Let $u\in L^1(\mathbb T^n)$ on the torus. The Fourier transform of $u\in\mathcal S'(\mathbb R^n)$ (the temperated distribution) is given by $$\hat u=\sum_{k\in\mathbb N}c_k\delta _k,$$ where $c_k$ are the Fourier coefficients and $\delta _k$ the dirac with mass on $\{k\}$.
Sorry but I'm quite new with these distribution.
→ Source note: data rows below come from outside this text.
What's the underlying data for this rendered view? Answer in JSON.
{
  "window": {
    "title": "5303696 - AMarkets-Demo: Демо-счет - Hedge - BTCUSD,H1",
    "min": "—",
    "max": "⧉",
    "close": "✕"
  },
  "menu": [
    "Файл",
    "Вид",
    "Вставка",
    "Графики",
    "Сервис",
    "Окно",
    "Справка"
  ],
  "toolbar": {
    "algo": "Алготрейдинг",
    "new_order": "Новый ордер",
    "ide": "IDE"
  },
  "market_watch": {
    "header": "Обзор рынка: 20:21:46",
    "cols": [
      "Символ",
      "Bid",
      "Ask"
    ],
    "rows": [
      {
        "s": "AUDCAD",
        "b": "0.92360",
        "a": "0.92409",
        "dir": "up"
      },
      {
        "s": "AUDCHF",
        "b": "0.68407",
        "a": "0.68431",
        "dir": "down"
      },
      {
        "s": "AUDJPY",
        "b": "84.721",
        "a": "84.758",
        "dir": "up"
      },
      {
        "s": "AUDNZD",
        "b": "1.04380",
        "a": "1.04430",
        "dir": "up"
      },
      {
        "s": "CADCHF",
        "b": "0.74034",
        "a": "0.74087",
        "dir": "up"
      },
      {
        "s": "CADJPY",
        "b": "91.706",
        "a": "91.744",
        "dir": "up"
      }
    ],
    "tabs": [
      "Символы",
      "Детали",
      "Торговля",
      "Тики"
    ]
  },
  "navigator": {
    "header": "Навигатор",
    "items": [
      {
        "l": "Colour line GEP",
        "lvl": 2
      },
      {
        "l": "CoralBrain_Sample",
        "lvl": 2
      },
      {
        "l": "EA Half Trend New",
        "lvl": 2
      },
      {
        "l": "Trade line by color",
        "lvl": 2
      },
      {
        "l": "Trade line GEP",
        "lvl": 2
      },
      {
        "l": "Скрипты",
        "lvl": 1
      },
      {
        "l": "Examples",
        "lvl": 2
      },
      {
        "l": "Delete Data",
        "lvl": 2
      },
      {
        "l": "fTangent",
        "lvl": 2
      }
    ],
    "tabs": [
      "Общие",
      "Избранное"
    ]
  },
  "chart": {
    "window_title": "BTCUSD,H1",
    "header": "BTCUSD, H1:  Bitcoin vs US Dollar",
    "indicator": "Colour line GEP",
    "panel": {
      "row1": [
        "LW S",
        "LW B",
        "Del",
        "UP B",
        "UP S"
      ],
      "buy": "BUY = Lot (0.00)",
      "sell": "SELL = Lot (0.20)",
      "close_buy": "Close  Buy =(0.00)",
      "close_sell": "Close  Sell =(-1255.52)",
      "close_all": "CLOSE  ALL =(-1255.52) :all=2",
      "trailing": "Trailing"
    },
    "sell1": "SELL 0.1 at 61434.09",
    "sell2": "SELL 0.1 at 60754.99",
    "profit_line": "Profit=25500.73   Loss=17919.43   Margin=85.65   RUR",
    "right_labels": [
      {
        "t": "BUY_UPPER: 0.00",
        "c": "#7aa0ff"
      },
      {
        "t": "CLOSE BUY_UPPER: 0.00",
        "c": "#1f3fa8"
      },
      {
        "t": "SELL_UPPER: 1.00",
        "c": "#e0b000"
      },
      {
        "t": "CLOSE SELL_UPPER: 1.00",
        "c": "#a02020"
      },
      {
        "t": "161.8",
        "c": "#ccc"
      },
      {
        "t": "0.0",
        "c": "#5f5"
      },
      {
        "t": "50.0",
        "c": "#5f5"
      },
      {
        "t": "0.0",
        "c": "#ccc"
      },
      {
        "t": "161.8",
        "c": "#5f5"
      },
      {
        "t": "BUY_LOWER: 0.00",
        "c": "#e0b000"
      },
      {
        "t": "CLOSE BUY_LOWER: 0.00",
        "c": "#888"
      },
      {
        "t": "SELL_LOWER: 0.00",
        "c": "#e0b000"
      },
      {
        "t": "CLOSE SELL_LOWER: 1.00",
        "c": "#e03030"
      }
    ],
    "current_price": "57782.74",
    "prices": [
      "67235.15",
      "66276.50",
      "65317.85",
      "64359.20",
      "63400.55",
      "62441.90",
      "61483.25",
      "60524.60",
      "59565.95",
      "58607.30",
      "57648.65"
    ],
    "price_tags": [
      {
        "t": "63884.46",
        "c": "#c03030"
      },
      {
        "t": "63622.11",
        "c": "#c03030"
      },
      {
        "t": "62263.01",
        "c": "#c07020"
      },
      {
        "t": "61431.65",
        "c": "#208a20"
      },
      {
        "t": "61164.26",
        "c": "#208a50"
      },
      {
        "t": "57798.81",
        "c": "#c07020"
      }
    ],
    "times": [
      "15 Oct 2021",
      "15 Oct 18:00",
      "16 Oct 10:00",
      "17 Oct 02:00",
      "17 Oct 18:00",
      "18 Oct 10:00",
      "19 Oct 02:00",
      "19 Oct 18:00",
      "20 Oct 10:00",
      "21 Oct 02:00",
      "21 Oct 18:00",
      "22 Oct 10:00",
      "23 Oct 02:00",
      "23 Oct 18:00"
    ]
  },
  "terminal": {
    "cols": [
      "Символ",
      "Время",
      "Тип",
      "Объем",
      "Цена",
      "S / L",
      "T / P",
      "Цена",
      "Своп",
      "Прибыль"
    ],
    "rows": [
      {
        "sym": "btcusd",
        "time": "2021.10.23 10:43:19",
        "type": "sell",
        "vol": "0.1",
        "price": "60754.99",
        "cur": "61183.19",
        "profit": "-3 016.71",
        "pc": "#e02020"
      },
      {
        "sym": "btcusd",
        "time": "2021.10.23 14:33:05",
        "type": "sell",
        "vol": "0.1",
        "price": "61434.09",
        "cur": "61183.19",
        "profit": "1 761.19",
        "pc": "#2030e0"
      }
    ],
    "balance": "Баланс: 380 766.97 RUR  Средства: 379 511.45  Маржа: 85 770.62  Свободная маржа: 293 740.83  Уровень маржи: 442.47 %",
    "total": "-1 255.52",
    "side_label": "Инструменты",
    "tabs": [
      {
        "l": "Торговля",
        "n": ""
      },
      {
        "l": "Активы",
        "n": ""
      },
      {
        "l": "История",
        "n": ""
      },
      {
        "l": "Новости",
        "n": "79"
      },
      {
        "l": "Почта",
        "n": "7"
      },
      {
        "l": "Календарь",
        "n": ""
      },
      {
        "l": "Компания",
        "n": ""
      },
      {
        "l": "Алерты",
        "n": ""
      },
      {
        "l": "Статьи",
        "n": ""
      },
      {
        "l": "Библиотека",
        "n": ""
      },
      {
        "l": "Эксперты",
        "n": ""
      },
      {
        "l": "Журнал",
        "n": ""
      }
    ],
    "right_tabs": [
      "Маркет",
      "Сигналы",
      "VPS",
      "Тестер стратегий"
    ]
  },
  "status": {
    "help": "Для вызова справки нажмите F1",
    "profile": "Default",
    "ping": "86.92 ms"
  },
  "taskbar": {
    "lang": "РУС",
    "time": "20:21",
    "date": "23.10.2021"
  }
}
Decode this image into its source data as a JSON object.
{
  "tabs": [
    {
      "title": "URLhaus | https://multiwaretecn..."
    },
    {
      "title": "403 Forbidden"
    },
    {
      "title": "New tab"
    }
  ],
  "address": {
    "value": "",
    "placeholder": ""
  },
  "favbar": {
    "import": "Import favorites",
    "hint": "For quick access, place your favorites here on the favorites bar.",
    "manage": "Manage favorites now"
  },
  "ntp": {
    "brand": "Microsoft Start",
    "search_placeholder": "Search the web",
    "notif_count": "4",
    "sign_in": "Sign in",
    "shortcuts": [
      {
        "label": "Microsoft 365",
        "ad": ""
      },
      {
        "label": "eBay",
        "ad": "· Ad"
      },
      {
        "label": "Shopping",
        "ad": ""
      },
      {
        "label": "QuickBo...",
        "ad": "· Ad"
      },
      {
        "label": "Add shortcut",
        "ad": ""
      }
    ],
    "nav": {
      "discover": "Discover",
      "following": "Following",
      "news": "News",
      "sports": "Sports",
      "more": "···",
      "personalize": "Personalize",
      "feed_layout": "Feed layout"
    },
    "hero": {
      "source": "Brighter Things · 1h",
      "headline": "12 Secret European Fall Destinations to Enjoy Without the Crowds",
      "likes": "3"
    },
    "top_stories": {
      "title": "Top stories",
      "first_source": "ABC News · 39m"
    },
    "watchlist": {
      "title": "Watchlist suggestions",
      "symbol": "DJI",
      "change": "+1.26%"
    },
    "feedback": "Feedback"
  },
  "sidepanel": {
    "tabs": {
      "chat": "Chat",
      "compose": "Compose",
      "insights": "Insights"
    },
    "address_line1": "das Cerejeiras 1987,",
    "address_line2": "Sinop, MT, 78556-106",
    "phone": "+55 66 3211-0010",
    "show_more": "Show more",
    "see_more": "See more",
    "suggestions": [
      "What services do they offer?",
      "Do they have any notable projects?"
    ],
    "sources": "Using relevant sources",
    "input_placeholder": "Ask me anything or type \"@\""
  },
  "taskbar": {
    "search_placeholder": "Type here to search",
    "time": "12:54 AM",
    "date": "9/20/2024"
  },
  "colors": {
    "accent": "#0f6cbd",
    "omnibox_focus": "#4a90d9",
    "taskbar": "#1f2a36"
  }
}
Q1) First, why $u\in \mathcal S'(\mathbb R^n)$ ? Does $u\in L^1(\mathbb T^n)$ implies $u\in \mathcal S'(\mathbb R^n)$ ?
Q2) The proof of the claim goes as follow : For $\varphi \in \mathcal S(\mathbb R^n)$. $$\left<\hat u, \varphi \right>=\int_{\mathbb R^n}u\hat \varphi \underset{(1)}{=}\sum_{k\in\mathbb Z^n}\int_{\mathbb R^n}u(x)\hat \varphi (x)\boldsymbol 1_{[0,1)^n+k}(x)dx$$ $$=\sum_{k\in\mathbb Z^n}\int_{[0,1)^n}u(x+k)\hat \varphi (x+k)dx=...=\sum_{k\in\mathbb Z^n}\varphi (k)c_k.$$
I don't understand why we can permute the limit and the integral in $(1)$. I thought it was dominated convergence, but since $u$ is not supposed bounded, what could be a function $g$ s.t. $|u\hat \varphi |\leq g\in L^1(\mathbb R^n)$.